The military family who fought to get their house back after foreclosure by their HOA is leaving Texas.
But Michael and May Clauer say they plan to stay involved in legislative efforts to curtail the powers of homeowners associations.
Michael Clauer was on active duty with the Army National Guard in 2008 when the Heritage Lakes Homeowners Association sold the couple's Frisco home at a foreclosure auction. The couple hadn't paid their quarterly HOA dues. May Clauer had become depressed over her husband's deployment and fell behind on bills.
Their situation sparked outrage, and at least three bills related to HOA foreclosures have already been filed by Texas lawmakers, who convene Jan. 11. Proposals range from requiring HOAs to obtain a court order before foreclosure to prohibiting them from making foreclosures entirely. Past efforts to give more protections to homeowners in Texas have failed.
"If we could just change the law, then all the stress and all the money and everything else will be worth it so it doesn't happen to another family," said Michael Clauer, who's moving his wife and two children to Virginia when he returns to the Army next month.
The Clauers' ordeal began with a bill for $977.55, but the debt continued to increase as months passed without payment. Multiple notices sent by certified mail to the couple's home went unanswered.

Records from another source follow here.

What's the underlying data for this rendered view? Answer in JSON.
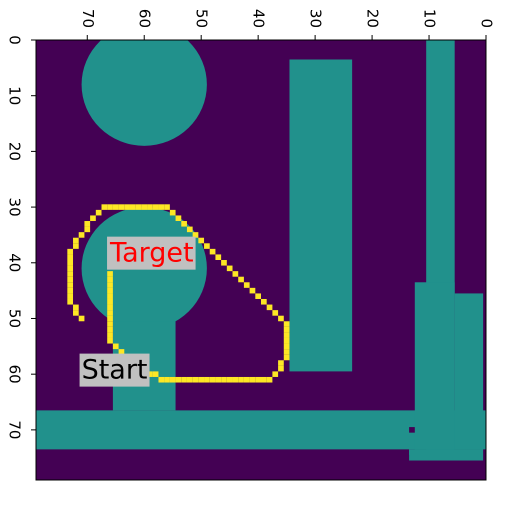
{
  "chart_data": {
    "type": "heatmap",
    "title": "",
    "xlabel": "",
    "ylabel": "",
    "grid": false,
    "x_axis": {
      "position": "top",
      "inverted": true,
      "xlim": [
        79,
        0
      ],
      "ticks": [
        0,
        10,
        20,
        30,
        40,
        50,
        60,
        70
      ]
    },
    "y_axis": {
      "position": "left",
      "inverted": true,
      "ylim": [
        0,
        79
      ],
      "ticks": [
        0,
        10,
        20,
        30,
        40,
        50,
        60,
        70
      ]
    },
    "colors": {
      "background": "#440154",
      "obstacle": "#21918c",
      "path": "#fde725",
      "label_box": "#c0c0c0"
    },
    "obstacles": [
      {
        "shape": "circle",
        "center_x": 60,
        "center_y": 8,
        "radius": 11
      },
      {
        "shape": "rect",
        "x_range": [
          23.5,
          34.5
        ],
        "y_range": [
          3.5,
          59.5
        ]
      },
      {
        "shape": "circle",
        "center_x": 60,
        "center_y": 41,
        "radius": 11
      },
      {
        "shape": "rect",
        "x_range": [
          54.5,
          65.5
        ],
        "y_range": [
          50.5,
          66.5
        ]
      },
      {
        "shape": "rect",
        "x_range": [
          -0.5,
          79.5
        ],
        "y_range": [
          66.5,
          73.5
        ]
      },
      {
        "shape": "rect",
        "x_range": [
          5.5,
          10.5
        ],
        "y_range": [
          -0.5,
          73.5
        ]
      },
      {
        "shape": "rect",
        "x_range": [
          5.5,
          12.5
        ],
        "y_range": [
          43.5,
          73.5
        ]
      },
      {
        "shape": "rect",
        "x_range": [
          0.5,
          5.5
        ],
        "y_range": [
          45.5,
          73.5
        ]
      },
      {
        "shape": "rect",
        "x_range": [
          10.5,
          13.5
        ],
        "y_range": [
          73.5,
          74.5
        ]
      },
      {
        "shape": "rect",
        "x_range": [
          0.5,
          13.5
        ],
        "y_range": [
          73.5,
          75.5
        ]
      }
    ],
    "path": [
      [
        71,
        50
      ],
      [
        72,
        49
      ],
      [
        72,
        48
      ],
      [
        73,
        47
      ],
      [
        73,
        46
      ],
      [
        73,
        45
      ],
      [
        73,
        44
      ],
      [
        73,
        43
      ],
      [
        73,
        42
      ],
      [
        73,
        41
      ],
      [
        73,
        40
      ],
      [
        73,
        39
      ],
      [
        73,
        38
      ],
      [
        72,
        37
      ],
      [
        72,
        36
      ],
      [
        71,
        35
      ],
      [
        70,
        34
      ],
      [
        70,
        33
      ],
      [
        69,
        32
      ],
      [
        68,
        31
      ],
      [
        67,
        30
      ],
      [
        66,
        30
      ],
      [
        65,
        30
      ],
      [
        64,
        30
      ],
      [
        63,
        30
      ],
      [
        62,
        30
      ],
      [
        61,
        30
      ],
      [
        60,
        30
      ],
      [
        59,
        30
      ],
      [
        58,
        30
      ],
      [
        57,
        30
      ],
      [
        56,
        30
      ],
      [
        55,
        31
      ],
      [
        54,
        32
      ],
      [
        53,
        33
      ],
      [
        52,
        34
      ],
      [
        51,
        35
      ],
      [
        50,
        36
      ],
      [
        49,
        37
      ],
      [
        48,
        38
      ],
      [
        47,
        39
      ],
      [
        46,
        40
      ],
      [
        45,
        41
      ],
      [
        44,
        42
      ],
      [
        43,
        43
      ],
      [
        42,
        44
      ],
      [
        41,
        45
      ],
      [
        40,
        46
      ],
      [
        39,
        47
      ],
      [
        38,
        48
      ],
      [
        37,
        49
      ],
      [
        36,
        50
      ],
      [
        35,
        51
      ],
      [
        35,
        52
      ],
      [
        35,
        53
      ],
      [
        35,
        54
      ],
      [
        35,
        55
      ],
      [
        35,
        56
      ],
      [
        35,
        57
      ],
      [
        36,
        58
      ],
      [
        36,
        59
      ],
      [
        37,
        60
      ],
      [
        38,
        61
      ],
      [
        39,
        61
      ],
      [
        40,
        61
      ],
      [
        41,
        61
      ],
      [
        42,
        61
      ],
      [
        43,
        61
      ],
      [
        44,
        61
      ],
      [
        45,
        61
      ],
      [
        46,
        61
      ],
      [
        47,
        61
      ],
      [
        48,
        61
      ],
      [
        49,
        61
      ],
      [
        50,
        61
      ],
      [
        51,
        61
      ],
      [
        52,
        61
      ],
      [
        53,
        61
      ],
      [
        54,
        61
      ],
      [
        55,
        61
      ],
      [
        56,
        61
      ],
      [
        57,
        61
      ],
      [
        58,
        60
      ],
      [
        59,
        60
      ],
      [
        60,
        60
      ],
      [
        61,
        59
      ],
      [
        62,
        58
      ],
      [
        63,
        57
      ],
      [
        64,
        56
      ],
      [
        65,
        55
      ],
      [
        66,
        54
      ],
      [
        66,
        53
      ],
      [
        66,
        52
      ],
      [
        66,
        51
      ],
      [
        66,
        50
      ],
      [
        66,
        49
      ],
      [
        66,
        48
      ],
      [
        66,
        47
      ],
      [
        66,
        46
      ],
      [
        66,
        45
      ],
      [
        66,
        44
      ],
      [
        66,
        43
      ],
      [
        66,
        42
      ]
    ],
    "annotations": [
      {
        "text": "Start",
        "x": 71,
        "y": 59,
        "color": "#000000"
      },
      {
        "text": "Target",
        "x": 66,
        "y": 38,
        "color": "#ff0000"
      }
    ]
  }
}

May Clauer didn't open any of the letters.
She and her parents owned the home mortgage-free. The house, valued at more than $300,000, sold at Denton County's foreclosure auction for $3,201. It was resold more than a year later for $135,000.
The couple learned about the sale only after the new owner tried to evict May Clauer and her children while her husband, a captain, was overseas commanding a company responsible for convoy security.
"It's pretty disturbing when you're in Iraq and you're in a combat zone like that and you're hearing about somebody who's signing these letters and he's trying to get your family evicted, trying to get them out on the streets before you get home," Michael Clauer said.
The couple filed suit, claiming protection under the Servicemembers Civil Relief Act. The federal law protects those on active duty from certain financial and legal obligations, including foreclosure, without a court proceeding. In July, the Clauers reached a settlement with the HOA. A gag order in the case keeps the details under wraps. The Clauers would only say that it was a long and expensive process.
Heritage Lakes officials didn't return calls for comment.
In the past, spokesmen for HOAs have said homeowners agree to the rules when they move in, and that foreclosure powers allow them to collect what's owed when people don't pay.
Property records show the house was transferred back into the Clauers' name on Aug. 25. Living in the neighborhood hasn't been the same, though.
"You never get really comfortable anymore," May Clauer said.
That's partly why his family will go with Michael Clauer to Fort Lee in Virginia, where he'll be stationed when he returns to active duty. He's not sure what his assignment will be, but he knows his family will have a better support system. His wife will be near other military spouses and have access to services from the Army base.
They plan to sell the house they worked so hard to keep. The two-story home has a clear view of the HOA's clubhouse and is just across the street from the third hole of the community's nine-hole golf course.
Military families face foreclosure at four times the rate of civilians, according to one study.
The nonprofit agency USA Cares, which offers counseling and financial help in foreclosure cases to post-9/11 military personnel and veterans, states the average cost to save a military home from foreclosure is $3,300.
Clauer said his family's story was a real eye-opener for a lot of people, himself included.
"We didn't know they could do that," he said of HOAs.
People need to ask about HOA bylaws and how late payments are handled before they move in, Clauer said.
"We just need to get the word out and get the law changed," he said, "so no one has to go through what we went through."